Ruto came to office threatening retribution against police, prosecutors, courts and other agencies in the justice law and order sector who allegedly hounded him and his political allies. His first order of business was to seize control of the justice machinery and ensure all pending cases against his friends and allies were withdrawn.
Trump will be taking office with numerous criminal and civil cases hanging over his head. He is already a convicted felon just awaiting sentencing on at least one case. Over the past year, he has been battling four simultaneous, two related to efforts to overturn the 2020 election results, one of mishandling of classified documents after leaving office in 2020 and another on hush-money payments following a sexual tryst with pornographic film star Stormy Daniels. He also has numerous pending investigations and both criminal and civil cases related to corruption and sexual assault.
As President, he will benefit from immunity ensuring a halt to all those cases. But he has also threatened once elected to go after the investigators, prosecutors and judges who went after him over the past few years. He has even threatened to use the military against domestic political opponents.
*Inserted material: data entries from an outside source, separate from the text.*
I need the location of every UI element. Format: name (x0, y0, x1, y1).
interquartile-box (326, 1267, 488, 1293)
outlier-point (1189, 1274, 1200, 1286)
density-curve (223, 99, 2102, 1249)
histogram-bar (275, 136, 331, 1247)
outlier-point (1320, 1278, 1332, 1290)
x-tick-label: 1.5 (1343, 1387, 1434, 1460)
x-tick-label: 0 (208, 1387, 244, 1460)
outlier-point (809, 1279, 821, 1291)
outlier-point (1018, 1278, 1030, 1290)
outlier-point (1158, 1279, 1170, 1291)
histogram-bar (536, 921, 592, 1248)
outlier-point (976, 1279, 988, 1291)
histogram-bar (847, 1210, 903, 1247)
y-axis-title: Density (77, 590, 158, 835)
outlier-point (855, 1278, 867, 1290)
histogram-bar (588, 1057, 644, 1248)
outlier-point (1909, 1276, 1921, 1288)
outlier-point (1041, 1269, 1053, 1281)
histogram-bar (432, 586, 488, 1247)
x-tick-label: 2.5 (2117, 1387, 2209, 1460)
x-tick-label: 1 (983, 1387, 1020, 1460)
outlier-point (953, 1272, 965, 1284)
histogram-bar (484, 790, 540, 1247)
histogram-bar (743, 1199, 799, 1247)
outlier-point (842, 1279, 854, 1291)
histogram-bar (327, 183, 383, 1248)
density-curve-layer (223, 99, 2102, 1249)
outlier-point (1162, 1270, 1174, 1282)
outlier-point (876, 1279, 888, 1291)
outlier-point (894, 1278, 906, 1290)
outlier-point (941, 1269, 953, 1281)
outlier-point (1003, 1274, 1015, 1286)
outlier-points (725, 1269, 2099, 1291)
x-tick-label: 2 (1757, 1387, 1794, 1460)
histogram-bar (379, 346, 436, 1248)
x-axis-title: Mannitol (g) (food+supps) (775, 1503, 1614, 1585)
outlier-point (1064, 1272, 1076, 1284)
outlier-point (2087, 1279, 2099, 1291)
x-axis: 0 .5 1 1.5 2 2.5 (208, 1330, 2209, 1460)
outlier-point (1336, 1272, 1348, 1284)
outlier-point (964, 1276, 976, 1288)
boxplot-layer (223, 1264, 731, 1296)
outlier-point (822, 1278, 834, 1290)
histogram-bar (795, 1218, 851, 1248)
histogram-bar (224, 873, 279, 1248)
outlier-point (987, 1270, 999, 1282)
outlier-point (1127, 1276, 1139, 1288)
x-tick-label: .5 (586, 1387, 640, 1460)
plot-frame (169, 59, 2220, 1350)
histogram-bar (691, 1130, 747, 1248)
With his resounding electoral victory, majorities in both Congress and Senate, as well as a Supreme Court dominated by his conservative judges from his first term in office, he will be one of the most powerful US presidents in contemporary times. He will enjoy the kind of power Ruto will probably admire and envy. One thing he will immediately appreciate is that Trump, an unapologetic admirer of dictators and strongmen, will not lecture him on human rights and end to police abductions, torture, enforced disappearances and extra-judicial executions.